I love to watch bees. Springtime and early summer is when I find the plump yellow-and-black honeybees buzzing around my backyard, doing their best to pollinate every fruit and vegetable flower in sight.
According to the UN Food and Agriculture Organisation, bees help* pollinate 71% of the 100 crops that provide most of the world’s food supply. Bees are busy pollinating fruits, avocados, almonds and other nuts, and we humans can eat 4000 different vegetable crops, thanks to bees. They also pollinate a variety of flowers, which add fragrance and color to our homes.
Bees have been in the news for the past decade for ‘colony collapse’, where the entire hive dies off. The cause is thought to be mites. A second concern was reported recently in the New York Times [“Mystery Malady Kills More Bees, Heightening Worry on Farms”, NYT on March 28, 2013].
The article reports that during the past year, die-offs of honeybees escalated; the cause is thought to be nicotine-based pesticides.
We know that bees add immeasurably to the variety of foods we can eat and the flowers we can look at and smell.
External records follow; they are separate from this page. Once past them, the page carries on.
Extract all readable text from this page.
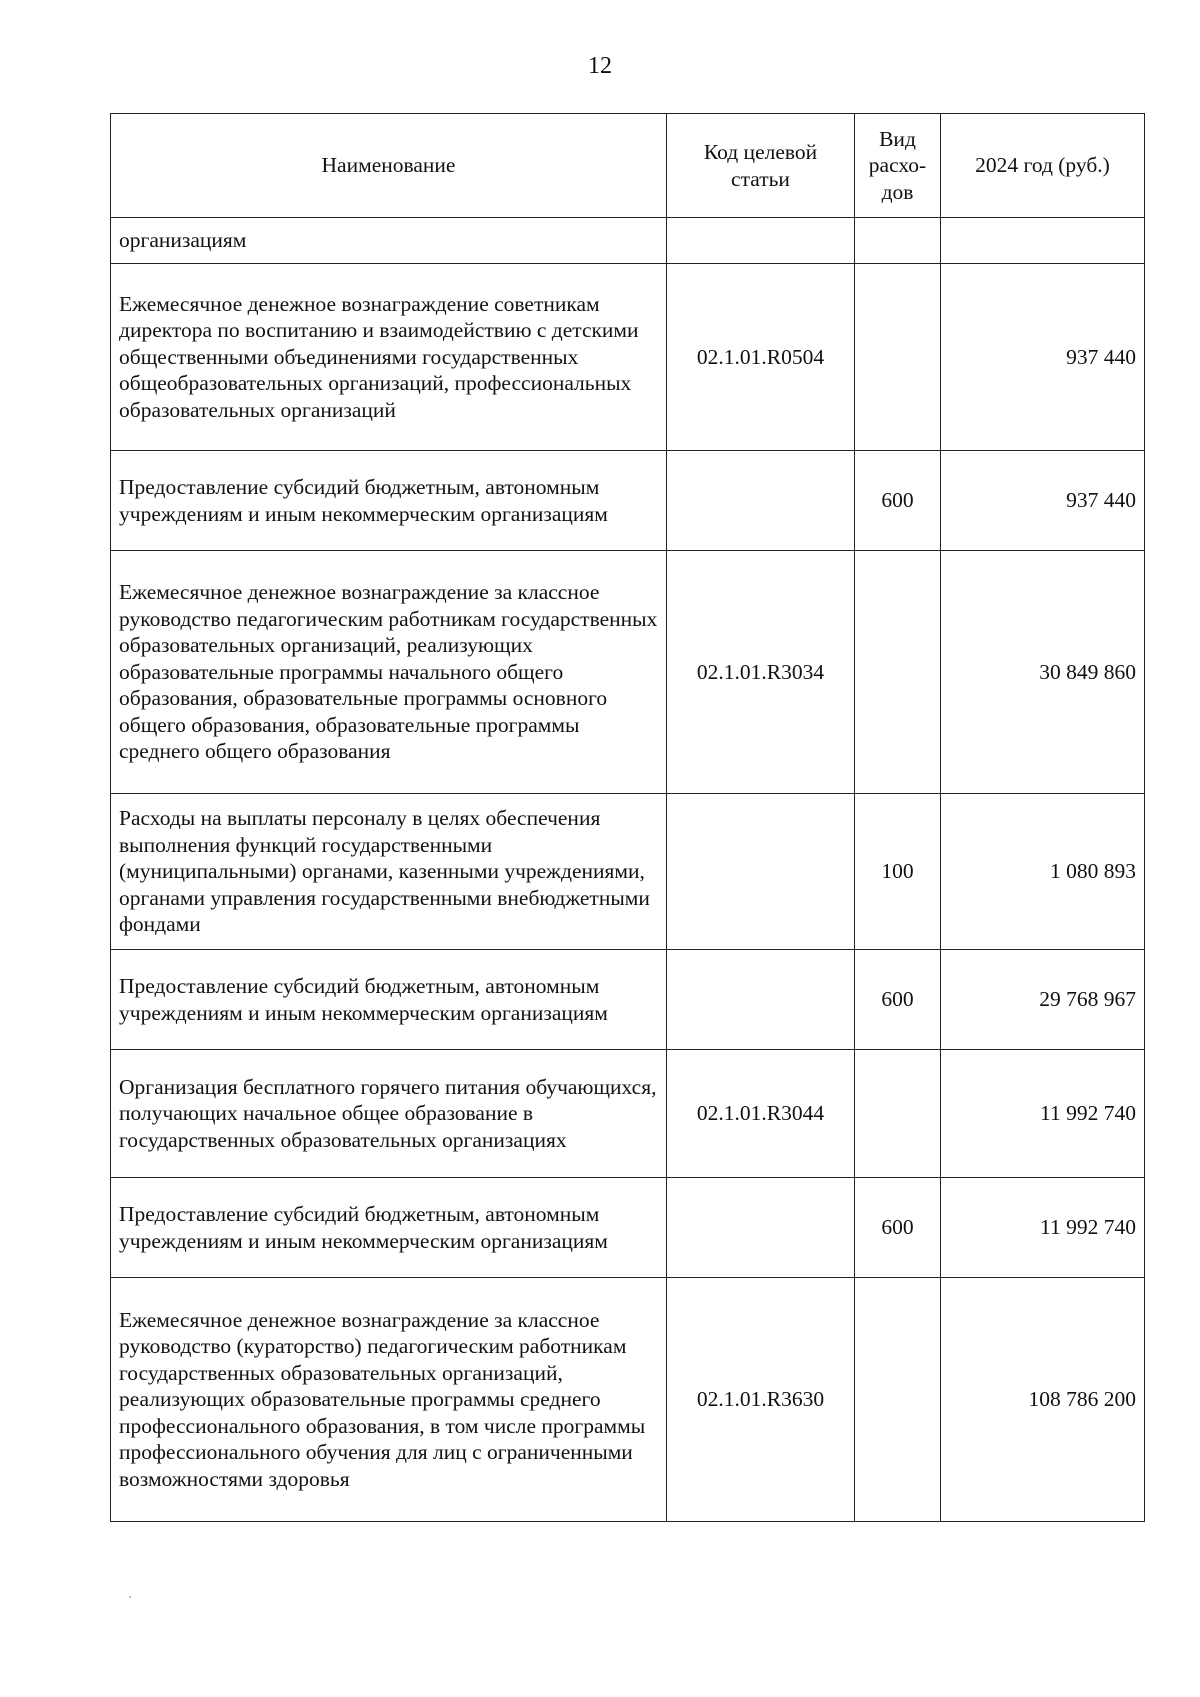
12
Наименование	Код целевой статьи	Вид расхо-дов	2024 год (руб.)
организациям			
Ежемесячное денежное вознаграждение советникам директора по воспитанию и взаимодействию с детскими общественными объединениями государственных общеобразовательных организаций, профессиональных образовательных организаций	02.1.01.R0504		937 440
Предоставление субсидий бюджетным, автономным учреждениям и иным некоммерческим организациям		600	937 440
Ежемесячное денежное вознаграждение за классное руководство педагогическим работникам государственных образовательных организаций, реализующих образовательные программы начального общего образования, образовательные программы основного общего образования, образовательные программы среднего общего образования	02.1.01.R3034		30 849 860
Расходы на выплаты персоналу в целях обеспечения выполнения функций государственными (муниципальными) органами, казенными учреждениями, органами управления государственными внебюджетными фондами		100	1 080 893
Предоставление субсидий бюджетным, автономным учреждениям и иным некоммерческим организациям		600	29 768 967
Организация бесплатного горячего питания обучающихся, получающих начальное общее образование в государственных образовательных организациях	02.1.01.R3044		11 992 740
Предоставление субсидий бюджетным, автономным учреждениям и иным некоммерческим организациям		600	11 992 740
Ежемесячное денежное вознаграждение за классное руководство (кураторство) педагогическим работникам государственных образовательных организаций, реализующих образовательные программы среднего профессионального образования, в том числе программы профессионального обучения для лиц с ограниченными возможностями здоровья	02.1.01.R3630		108 786 200
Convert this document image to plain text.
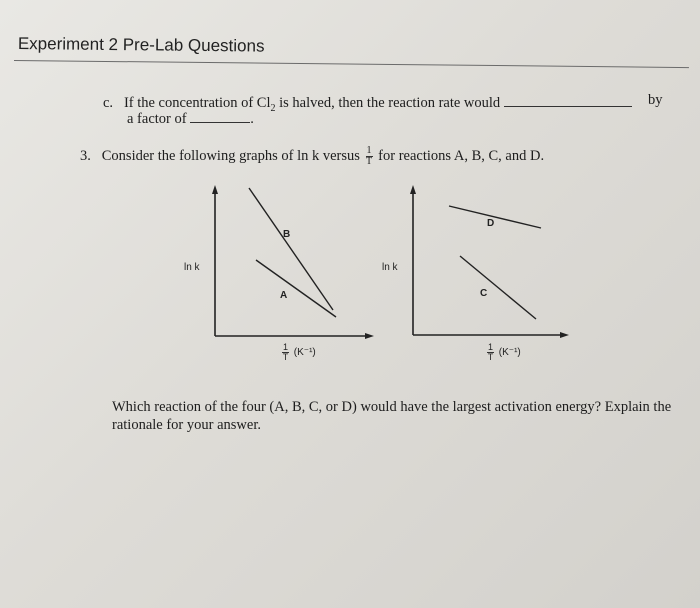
Experiment 2 Pre-Lab Questions
c. If the concentration of $Cl_2$ is halved, then the reaction rate would	by
a factor of	.
3. Consider the following graphs of ln k versus $\frac{1}{T}$ for reactions A, B, C, and D.
B
A
ln k
$\frac{1}{T} (K^{-1})$
D
C
ln k
$\frac{1}{T} (K^{-1})$
Which reaction of the four (A, B, C, or D) would have the largest activation energy? Explain the rationale for your answer.
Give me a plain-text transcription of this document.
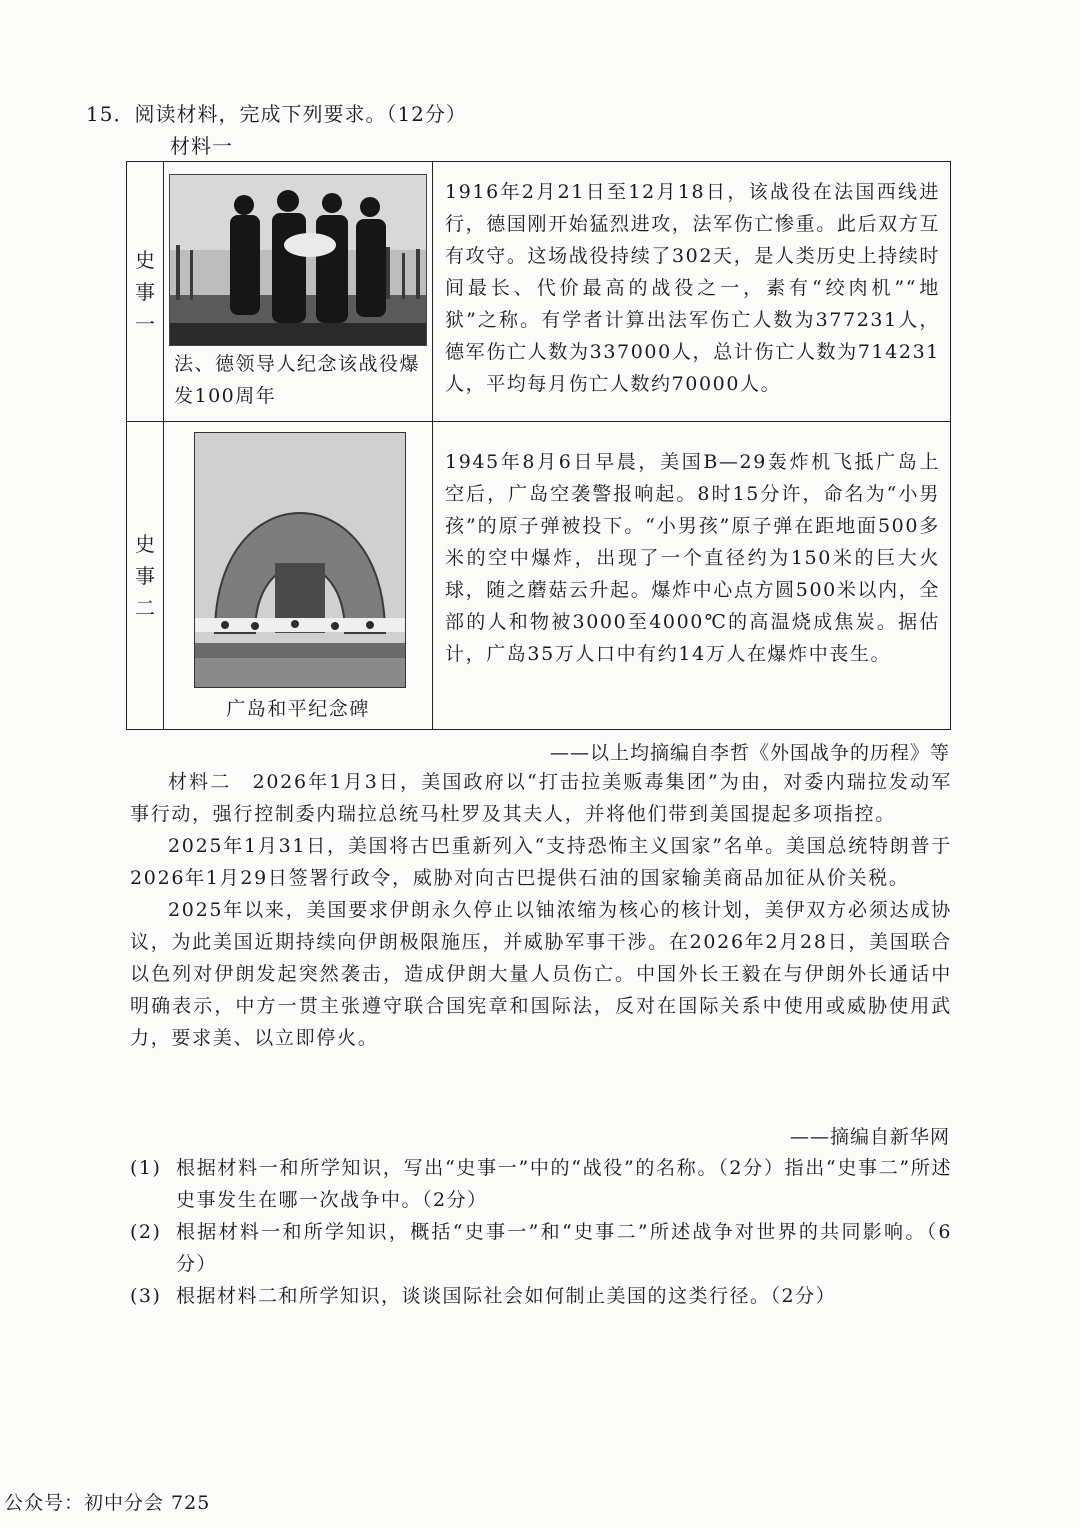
15．阅读材料，完成下列要求。（12分）
材料一
史
事
一	法、德领导人纪念该战役爆发100周年	1916年2月21日至12月18日，该战役在法国西线进行，德国刚开始猛烈进攻，法军伤亡惨重。此后双方互有攻守。这场战役持续了302天，是人类历史上持续时间最长、代价最高的战役之一，素有“绞肉机”“地狱”之称。有学者计算出法军伤亡人数为377231人，德军伤亡人数为337000人，总计伤亡人数为714231人，平均每月伤亡人数约70000人。

史
事
二	广岛和平纪念碑	1945年8月6日早晨，美国B—29轰炸机飞抵广岛上空后，广岛空袭警报响起。8时15分许，命名为“小男孩”的原子弹被投下。“小男孩”原子弹在距地面500多米的空中爆炸，出现了一个直径约为150米的巨大火球，随之蘑菇云升起。爆炸中心点方圆500米以内，全部的人和物被3000至4000℃的高温烧成焦炭。据估计，广岛35万人口中有约14万人在爆炸中丧生。
——以上均摘编自李哲《外国战争的历程》等

材料二　2026年1月3日，美国政府以“打击拉美贩毒集团”为由，对委内瑞拉发动军事行动，强行控制委内瑞拉总统马杜罗及其夫人，并将他们带到美国提起多项指控。

2025年1月31日，美国将古巴重新列入“支持恐怖主义国家”名单。美国总统特朗普于2026年1月29日签署行政令，威胁对向古巴提供石油的国家输美商品加征从价关税。

2025年以来，美国要求伊朗永久停止以铀浓缩为核心的核计划，美伊双方必须达成协议，为此美国近期持续向伊朗极限施压，并威胁军事干涉。在2026年2月28日，美国联合以色列对伊朗发起突然袭击，造成伊朗大量人员伤亡。中国外长王毅在与伊朗外长通话中明确表示，中方一贯主张遵守联合国宪章和国际法，反对在国际关系中使用或威胁使用武力，要求美、以立即停火。

——摘编自新华网
(1) 根据材料一和所学知识，写出“史事一”中的“战役”的名称。（2分）指出“史事二”所述史事发生在哪一次战争中。（2分）
(2) 根据材料一和所学知识，概括“史事一”和“史事二”所述战争对世界的共同影响。（6分）
(3) 根据材料二和所学知识，谈谈国际社会如何制止美国的这类行径。（2分）
公众号：初中分会 725
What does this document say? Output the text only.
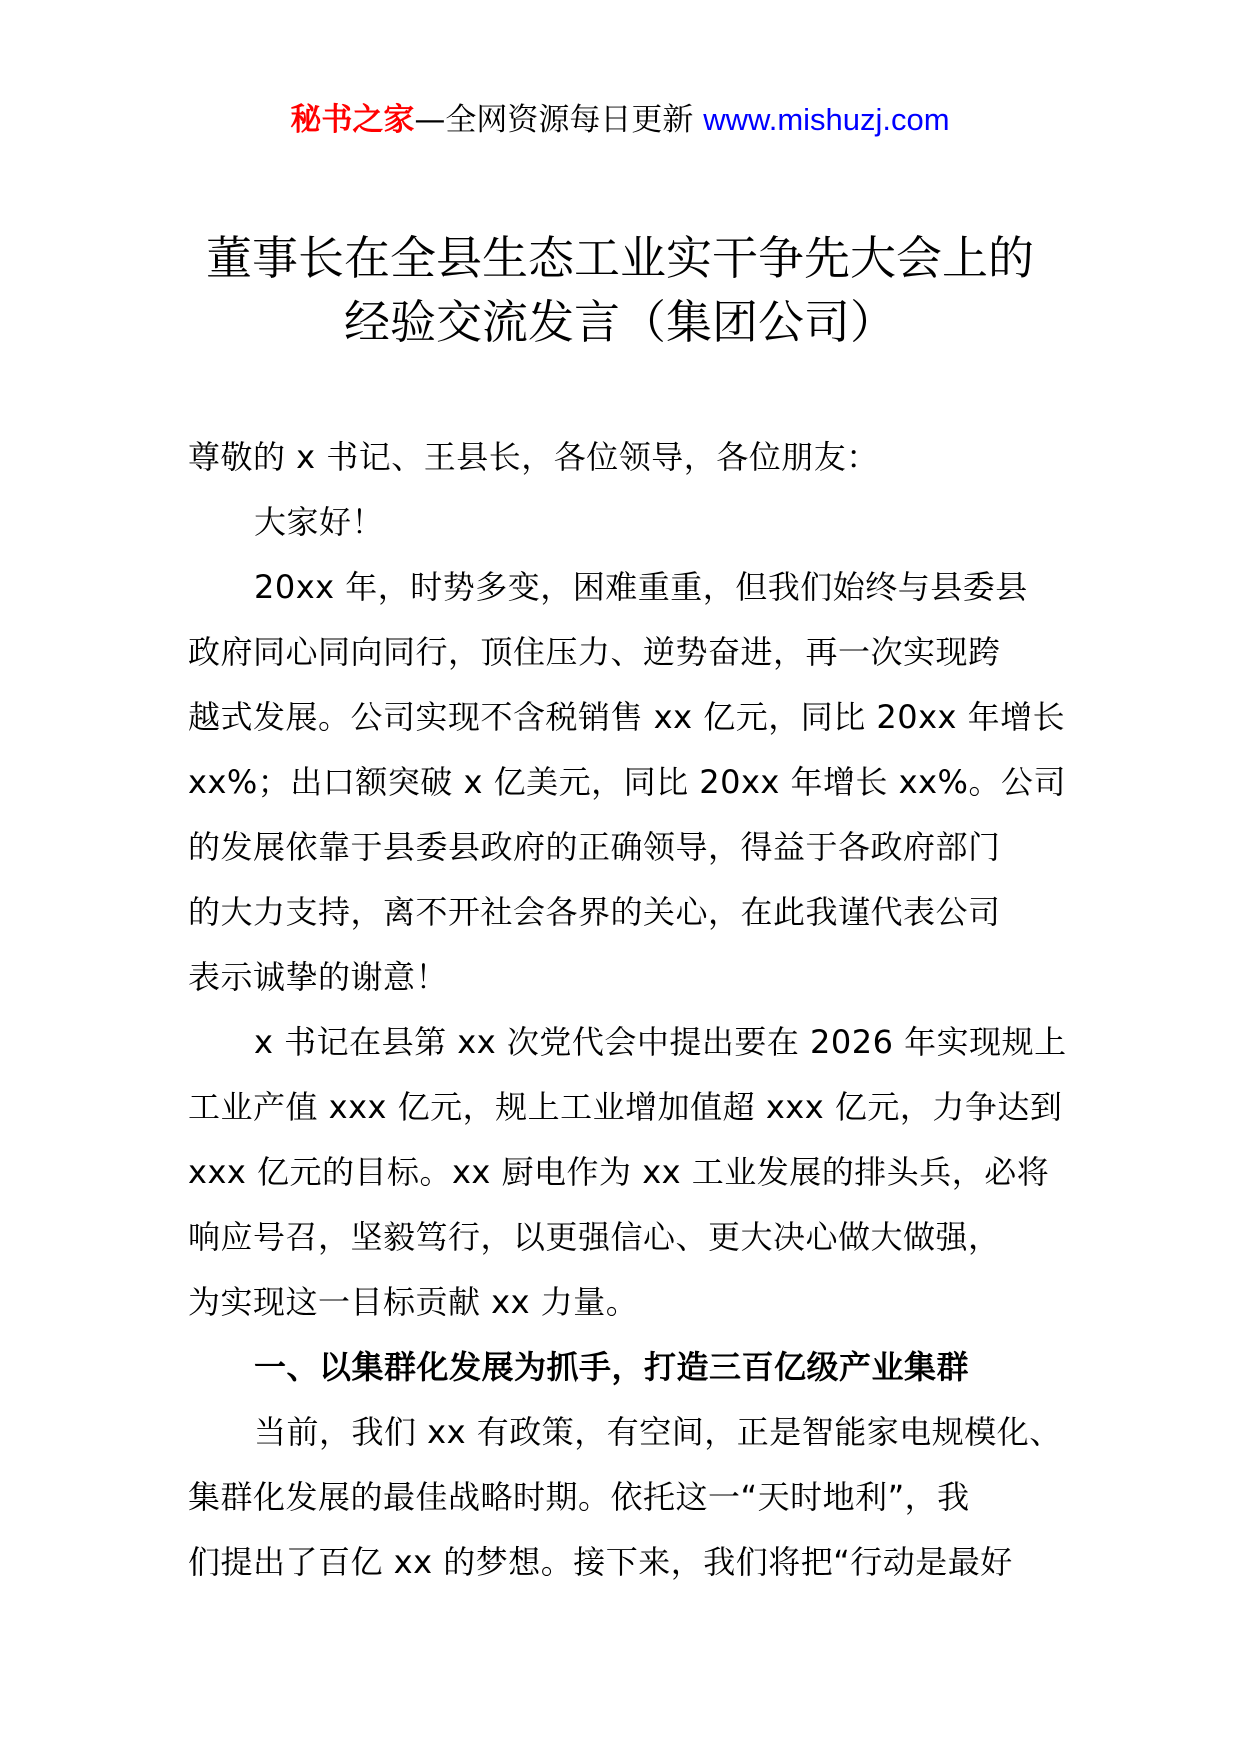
秘书之家—全网资源每日更新 www.mishuzj.com
董事长在全县生态工业实干争先大会上的
经验交流发言（集团公司）

尊敬的 x 书记、王县长，各位领导，各位朋友：

大家好！

20xx 年，时势多变，困难重重，但我们始终与县委县

政府同心同向同行，顶住压力、逆势奋进，再一次实现跨

越式发展。公司实现不含税销售 xx 亿元，同比 20xx 年增长

xx%；出口额突破 x 亿美元，同比 20xx 年增长 xx%。公司

的发展依靠于县委县政府的正确领导，得益于各政府部门

的大力支持，离不开社会各界的关心，在此我谨代表公司

表示诚挚的谢意！

x 书记在县第 xx 次党代会中提出要在 2026 年实现规上

工业产值 xxx 亿元，规上工业增加值超 xxx 亿元，力争达到

xxx 亿元的目标。xx 厨电作为 xx 工业发展的排头兵，必将

响应号召，坚毅笃行，以更强信心、更大决心做大做强，

为实现这一目标贡献 xx 力量。

一、以集群化发展为抓手，打造三百亿级产业集群

当前，我们 xx 有政策，有空间，正是智能家电规模化、

集群化发展的最佳战略时期。依托这一“天时地利”，我

们提出了百亿 xx 的梦想。接下来，我们将把“行动是最好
It would be great for bees if gardeners stopped using nicotine-based pesticides in their gardens. It would be even more helpful if agribusinesses did the same in the fields.
I for one want to see the bees kept happy and pollinating for years to come so I can enjoy the various fruits of their labor.
Bet you do, too!
*In 2000, the value of crops pollinated by bees was estimated at $14.6 billion in the USA alone, according to the UN.